A gripping tale set in Spain during the Inquisition. This is the story of a princess, Maria Luisa (nee Marie Louise de Bourbon), wife of Carlos II of Spain; and Francisca, daughter of a silkworm farmer in rural Spain. Born on the same day, their lives take different paths, but both lead to tragic fates.
I have only read one other of Kathryn Harrison's books ('The Binding Chair') and liked it enough to search out more of her work. 'Poison' gripped me almost from the beginning - Harrison's prose weaves a compelling story that I was hard pressed to put this down to sleep. I don't like it nearly as much as 'The Binding Chair' but would recommend it to others to read.
This book was interesting--but not recommended for readers who are unaccustomed to Kathryn Harrison's style of writing. Harrison has a tendency to include long passages of details that sometimes slows the story down; this can be either beautiful or annoying to the reader. But if you can look past the sometimes arduous chapters, the story is quite fascinating.
Beautifully written historical novel that centers around the auto-da-fe in the time of Louis XIV.
Ms. Harrison has a very picturesque and poetic style of writing. I enjoyed how the 2 young women's lives entertwined, but a bit too much jumping around for me. Also, the young queen did not have a very likable personality, seemed rather hysterical and spoiled. Francisca was intelligent, just made some bad choices. Parts were quite steamy (whew!) but well-written and will make you sigh aloud! Seemed very true to the era. A must read if you enjoy novels about the old monarchy (think Philippa Gregory).

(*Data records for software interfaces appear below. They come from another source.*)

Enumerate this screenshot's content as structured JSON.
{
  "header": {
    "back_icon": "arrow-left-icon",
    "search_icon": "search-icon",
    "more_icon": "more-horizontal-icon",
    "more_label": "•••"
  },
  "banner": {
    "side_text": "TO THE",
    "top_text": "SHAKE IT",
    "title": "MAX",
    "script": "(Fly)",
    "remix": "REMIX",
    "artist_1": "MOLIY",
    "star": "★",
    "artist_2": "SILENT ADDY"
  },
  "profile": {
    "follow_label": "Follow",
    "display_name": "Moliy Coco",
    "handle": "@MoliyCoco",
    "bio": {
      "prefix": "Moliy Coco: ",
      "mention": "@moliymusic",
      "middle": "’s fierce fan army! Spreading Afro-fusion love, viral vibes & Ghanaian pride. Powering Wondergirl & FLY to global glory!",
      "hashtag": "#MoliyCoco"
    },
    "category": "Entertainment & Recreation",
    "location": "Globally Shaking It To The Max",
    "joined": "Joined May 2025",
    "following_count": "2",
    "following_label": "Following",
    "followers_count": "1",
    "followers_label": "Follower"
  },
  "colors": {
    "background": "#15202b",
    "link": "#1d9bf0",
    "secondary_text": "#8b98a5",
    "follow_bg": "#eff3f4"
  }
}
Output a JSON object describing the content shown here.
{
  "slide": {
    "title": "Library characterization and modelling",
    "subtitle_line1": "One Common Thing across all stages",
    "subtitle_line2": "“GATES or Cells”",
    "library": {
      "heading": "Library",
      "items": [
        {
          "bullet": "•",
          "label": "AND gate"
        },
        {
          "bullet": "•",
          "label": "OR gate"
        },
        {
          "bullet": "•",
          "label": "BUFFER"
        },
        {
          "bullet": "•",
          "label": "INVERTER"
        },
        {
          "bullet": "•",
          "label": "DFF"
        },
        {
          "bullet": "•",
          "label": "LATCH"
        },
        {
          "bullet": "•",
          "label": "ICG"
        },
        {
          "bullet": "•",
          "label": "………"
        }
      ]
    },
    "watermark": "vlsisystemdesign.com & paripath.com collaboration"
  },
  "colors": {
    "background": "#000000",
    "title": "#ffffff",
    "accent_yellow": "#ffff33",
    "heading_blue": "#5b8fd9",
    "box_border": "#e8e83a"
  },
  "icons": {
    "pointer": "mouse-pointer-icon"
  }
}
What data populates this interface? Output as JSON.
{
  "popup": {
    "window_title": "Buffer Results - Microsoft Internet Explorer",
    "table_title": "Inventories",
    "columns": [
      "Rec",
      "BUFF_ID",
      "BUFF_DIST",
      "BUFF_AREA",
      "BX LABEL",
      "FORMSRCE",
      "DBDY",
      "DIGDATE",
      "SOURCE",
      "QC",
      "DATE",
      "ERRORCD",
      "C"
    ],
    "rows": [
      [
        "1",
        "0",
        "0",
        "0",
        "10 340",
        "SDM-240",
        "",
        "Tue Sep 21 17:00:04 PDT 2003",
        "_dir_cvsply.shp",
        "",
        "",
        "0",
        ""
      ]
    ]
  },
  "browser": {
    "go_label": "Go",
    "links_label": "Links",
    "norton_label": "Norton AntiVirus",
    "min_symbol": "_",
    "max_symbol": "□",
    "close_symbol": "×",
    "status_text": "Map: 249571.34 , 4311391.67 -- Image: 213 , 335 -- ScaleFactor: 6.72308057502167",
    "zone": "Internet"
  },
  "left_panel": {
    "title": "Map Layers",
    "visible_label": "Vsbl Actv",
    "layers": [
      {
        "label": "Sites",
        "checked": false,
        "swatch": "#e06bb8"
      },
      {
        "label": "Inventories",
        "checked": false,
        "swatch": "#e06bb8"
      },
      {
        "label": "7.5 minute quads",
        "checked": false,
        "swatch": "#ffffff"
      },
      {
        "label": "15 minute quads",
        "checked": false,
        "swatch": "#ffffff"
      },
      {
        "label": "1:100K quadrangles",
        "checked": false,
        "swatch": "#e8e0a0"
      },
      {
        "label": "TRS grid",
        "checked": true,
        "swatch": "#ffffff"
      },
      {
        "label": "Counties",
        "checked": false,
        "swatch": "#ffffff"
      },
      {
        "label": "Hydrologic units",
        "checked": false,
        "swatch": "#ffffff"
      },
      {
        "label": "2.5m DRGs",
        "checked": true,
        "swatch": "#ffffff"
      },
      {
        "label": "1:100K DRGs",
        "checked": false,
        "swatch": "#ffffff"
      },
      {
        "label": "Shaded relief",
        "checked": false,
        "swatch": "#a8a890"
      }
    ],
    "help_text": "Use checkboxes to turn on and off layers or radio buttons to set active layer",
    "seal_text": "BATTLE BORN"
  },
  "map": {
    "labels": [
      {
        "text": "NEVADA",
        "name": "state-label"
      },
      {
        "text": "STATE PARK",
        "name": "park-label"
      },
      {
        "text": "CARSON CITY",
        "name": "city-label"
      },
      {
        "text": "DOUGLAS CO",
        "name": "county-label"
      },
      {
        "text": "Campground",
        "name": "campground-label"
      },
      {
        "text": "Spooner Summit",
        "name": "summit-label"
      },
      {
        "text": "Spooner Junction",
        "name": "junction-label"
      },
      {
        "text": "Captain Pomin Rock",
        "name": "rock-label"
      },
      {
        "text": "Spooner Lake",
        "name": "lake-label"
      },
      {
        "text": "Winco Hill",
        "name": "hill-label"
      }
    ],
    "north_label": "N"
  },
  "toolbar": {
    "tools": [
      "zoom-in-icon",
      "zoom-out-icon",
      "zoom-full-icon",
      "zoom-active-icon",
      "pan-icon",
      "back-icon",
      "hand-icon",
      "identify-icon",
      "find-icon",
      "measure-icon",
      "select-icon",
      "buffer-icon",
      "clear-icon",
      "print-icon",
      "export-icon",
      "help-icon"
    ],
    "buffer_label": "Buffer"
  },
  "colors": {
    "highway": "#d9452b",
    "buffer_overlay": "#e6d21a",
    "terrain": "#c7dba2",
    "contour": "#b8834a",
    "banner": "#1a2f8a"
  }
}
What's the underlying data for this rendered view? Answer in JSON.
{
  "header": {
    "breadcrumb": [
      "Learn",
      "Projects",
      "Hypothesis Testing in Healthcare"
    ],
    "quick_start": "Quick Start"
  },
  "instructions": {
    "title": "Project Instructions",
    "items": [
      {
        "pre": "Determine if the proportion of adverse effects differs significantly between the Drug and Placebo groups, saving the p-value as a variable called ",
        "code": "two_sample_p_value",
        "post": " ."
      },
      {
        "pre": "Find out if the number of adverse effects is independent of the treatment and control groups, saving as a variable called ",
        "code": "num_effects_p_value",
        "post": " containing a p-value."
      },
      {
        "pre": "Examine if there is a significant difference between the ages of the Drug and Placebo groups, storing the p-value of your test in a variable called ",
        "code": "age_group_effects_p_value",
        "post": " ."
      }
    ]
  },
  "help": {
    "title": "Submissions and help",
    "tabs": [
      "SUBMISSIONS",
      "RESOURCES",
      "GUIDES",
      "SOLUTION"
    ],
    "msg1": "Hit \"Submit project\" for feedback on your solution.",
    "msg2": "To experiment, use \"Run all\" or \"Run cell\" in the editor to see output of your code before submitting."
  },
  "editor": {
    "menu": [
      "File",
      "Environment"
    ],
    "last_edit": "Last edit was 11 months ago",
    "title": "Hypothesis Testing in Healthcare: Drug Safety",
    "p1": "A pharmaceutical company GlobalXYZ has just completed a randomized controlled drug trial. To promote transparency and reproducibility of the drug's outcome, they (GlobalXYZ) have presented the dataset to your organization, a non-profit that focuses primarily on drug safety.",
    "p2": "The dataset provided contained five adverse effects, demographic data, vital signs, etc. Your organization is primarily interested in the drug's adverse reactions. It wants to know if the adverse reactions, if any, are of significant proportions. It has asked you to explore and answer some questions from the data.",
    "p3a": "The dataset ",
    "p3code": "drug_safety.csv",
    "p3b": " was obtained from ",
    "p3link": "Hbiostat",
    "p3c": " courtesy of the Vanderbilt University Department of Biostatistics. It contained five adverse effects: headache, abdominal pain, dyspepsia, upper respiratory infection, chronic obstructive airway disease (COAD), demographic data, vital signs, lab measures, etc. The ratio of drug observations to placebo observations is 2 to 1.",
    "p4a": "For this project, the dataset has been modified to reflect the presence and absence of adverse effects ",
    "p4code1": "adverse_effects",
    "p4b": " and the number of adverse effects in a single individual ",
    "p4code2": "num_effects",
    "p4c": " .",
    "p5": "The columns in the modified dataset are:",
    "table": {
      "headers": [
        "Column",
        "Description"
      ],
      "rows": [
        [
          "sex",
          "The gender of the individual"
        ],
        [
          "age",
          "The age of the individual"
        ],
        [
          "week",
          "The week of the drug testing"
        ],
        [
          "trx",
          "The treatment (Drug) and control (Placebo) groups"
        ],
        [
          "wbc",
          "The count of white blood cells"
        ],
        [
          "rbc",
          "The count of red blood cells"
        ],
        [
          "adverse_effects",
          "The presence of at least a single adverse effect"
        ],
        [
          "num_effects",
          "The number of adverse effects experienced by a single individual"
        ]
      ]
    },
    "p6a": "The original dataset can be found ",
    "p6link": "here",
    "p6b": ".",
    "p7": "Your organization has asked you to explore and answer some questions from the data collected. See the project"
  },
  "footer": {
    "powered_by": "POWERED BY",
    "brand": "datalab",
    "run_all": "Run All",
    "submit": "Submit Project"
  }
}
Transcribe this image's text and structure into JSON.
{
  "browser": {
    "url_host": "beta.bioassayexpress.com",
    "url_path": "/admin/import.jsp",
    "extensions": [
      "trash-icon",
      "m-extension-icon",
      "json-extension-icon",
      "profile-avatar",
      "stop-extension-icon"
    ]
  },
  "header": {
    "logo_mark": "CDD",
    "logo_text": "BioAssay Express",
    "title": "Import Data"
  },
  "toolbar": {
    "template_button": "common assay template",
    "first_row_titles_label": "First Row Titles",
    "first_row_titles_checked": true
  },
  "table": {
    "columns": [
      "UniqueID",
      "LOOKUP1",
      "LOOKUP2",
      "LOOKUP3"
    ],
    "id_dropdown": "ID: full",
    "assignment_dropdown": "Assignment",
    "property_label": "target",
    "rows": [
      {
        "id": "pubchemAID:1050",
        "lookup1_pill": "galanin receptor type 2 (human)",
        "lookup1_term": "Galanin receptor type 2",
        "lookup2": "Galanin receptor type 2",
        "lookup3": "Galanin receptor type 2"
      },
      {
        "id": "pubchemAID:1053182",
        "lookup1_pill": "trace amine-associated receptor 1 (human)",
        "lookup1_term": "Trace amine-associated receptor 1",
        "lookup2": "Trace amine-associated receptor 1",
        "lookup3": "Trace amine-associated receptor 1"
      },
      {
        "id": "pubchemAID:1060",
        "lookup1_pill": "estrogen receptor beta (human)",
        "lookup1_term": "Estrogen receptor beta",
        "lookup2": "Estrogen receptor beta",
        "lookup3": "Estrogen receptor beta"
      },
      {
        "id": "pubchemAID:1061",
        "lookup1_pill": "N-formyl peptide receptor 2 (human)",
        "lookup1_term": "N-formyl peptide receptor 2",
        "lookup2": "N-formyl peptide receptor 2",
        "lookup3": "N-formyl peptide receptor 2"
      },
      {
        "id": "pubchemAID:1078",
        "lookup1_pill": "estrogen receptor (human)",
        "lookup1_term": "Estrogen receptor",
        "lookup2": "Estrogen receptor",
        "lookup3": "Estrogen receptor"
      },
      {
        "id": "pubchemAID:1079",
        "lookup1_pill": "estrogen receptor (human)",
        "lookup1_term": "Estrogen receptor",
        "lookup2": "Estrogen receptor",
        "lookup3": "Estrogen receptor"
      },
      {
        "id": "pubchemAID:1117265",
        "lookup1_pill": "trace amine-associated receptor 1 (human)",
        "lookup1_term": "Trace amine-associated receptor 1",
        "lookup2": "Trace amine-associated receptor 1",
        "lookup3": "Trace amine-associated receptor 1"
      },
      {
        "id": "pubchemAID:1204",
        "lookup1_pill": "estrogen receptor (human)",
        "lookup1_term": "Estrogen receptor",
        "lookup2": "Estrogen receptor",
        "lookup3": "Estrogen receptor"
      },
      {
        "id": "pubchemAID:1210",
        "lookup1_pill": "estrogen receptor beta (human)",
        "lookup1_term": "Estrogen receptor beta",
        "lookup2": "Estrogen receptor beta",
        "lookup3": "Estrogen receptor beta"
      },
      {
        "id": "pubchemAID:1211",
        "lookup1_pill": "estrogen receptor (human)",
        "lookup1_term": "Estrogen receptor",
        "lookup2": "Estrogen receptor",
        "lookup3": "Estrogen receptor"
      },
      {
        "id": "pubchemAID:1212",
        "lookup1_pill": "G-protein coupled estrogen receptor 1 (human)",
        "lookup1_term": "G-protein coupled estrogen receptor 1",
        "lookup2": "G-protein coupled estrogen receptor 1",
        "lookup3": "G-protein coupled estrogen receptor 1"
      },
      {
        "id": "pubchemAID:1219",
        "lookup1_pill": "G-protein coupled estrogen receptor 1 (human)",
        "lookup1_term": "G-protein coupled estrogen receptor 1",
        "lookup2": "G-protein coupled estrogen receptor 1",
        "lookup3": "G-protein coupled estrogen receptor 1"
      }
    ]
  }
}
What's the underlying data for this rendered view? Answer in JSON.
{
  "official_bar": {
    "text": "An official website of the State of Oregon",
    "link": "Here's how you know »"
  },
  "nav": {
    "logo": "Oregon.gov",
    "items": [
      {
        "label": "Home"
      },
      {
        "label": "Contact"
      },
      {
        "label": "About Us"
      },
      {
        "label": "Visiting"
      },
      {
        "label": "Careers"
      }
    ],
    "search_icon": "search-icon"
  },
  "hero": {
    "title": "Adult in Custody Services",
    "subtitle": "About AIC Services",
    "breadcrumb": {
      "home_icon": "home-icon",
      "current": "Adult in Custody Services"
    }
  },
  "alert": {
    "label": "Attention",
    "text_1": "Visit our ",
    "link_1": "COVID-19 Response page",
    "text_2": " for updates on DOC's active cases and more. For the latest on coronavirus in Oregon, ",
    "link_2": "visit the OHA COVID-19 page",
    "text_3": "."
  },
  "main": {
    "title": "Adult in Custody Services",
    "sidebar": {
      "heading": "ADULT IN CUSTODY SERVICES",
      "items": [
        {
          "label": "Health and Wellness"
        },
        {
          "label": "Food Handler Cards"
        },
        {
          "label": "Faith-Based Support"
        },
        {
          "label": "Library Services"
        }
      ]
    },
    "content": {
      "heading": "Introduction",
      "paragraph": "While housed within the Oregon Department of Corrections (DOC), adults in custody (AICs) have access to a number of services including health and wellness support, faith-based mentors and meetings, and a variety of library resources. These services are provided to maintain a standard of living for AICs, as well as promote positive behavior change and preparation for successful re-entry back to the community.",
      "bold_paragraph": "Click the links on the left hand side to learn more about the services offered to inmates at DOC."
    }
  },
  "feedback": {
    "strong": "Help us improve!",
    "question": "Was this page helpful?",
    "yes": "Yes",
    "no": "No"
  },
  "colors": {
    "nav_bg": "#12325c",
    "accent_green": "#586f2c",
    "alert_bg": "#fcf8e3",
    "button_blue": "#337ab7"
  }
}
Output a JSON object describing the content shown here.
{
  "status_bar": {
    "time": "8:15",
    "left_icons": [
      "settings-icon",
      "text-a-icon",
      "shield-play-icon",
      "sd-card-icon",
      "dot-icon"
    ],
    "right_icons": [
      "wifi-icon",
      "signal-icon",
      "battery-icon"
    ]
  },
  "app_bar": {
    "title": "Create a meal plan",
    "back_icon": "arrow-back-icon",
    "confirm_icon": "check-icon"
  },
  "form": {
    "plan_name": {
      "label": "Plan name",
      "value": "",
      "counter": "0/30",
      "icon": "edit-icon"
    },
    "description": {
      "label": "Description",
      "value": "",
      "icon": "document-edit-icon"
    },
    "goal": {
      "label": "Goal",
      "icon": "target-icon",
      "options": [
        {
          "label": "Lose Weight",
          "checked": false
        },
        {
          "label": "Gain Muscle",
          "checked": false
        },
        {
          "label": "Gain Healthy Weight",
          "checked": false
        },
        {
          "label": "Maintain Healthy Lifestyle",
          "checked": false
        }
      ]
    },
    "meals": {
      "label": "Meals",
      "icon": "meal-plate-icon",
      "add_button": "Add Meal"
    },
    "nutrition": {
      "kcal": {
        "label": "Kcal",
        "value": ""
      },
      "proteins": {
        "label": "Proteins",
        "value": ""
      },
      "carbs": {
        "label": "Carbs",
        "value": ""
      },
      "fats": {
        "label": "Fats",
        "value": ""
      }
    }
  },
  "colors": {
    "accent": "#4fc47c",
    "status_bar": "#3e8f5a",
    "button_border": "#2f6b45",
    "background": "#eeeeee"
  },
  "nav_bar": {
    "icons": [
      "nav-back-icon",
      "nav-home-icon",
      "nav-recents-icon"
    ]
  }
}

Perhaps Harrison's most signal achievement in this story of two doomed women is her reflection of their time and place: Spain in the 17th century, a sordid and barbarous era. Harrison (Exposure) is totally in command of her tragic narrative, which proceeds with the stately, mesmerizing pace of a pavane, stepping to one side to look behind, to the other to look ahead. Francesca Luarca, a humble silk farmer's daughter, is arrested for witchery. Her story parallels that of Queen Maria Luisa, the French Bourbon princess married to the impotent king of Spain, whose inability to produce an heir to the throne condemns her to death as surely as imprisonment in the Inquisition's prisons dooms Francesca. Francesca commits several sins: she begs a priest to teach her to read (a dangerous ambition for a woman); he also introduces her to carnal delights and impregnates her. Francesca is destroyed by passion, the queen-who is also called a witch by the jeering mob-by its complete absence. Hovering over everything is the ominous shadow of the Inquisition, fed by a greedy, corrupt church that plays on fears of devils and witches but forgives "sins" on the payment of hefty fines. Harrison weaves a marvelous tapestry of almost palpable details: people in Madrid wore enormous jeweled spectacles, "an enhancement to dignity rather than eyesight"; "the Spanish nobility's desire for loftiness was so intense and so literal that aristocratic women balanced on stilts."
An adventure that I couldn't put down.
Astonishing book - this author has a grasp of words, of sentance structure, of using them to evoke depth of emotion..
Kathryn Harrison is a good writer, but I'm not sure about the point of this book. I finished it, but needed a lot of discipline.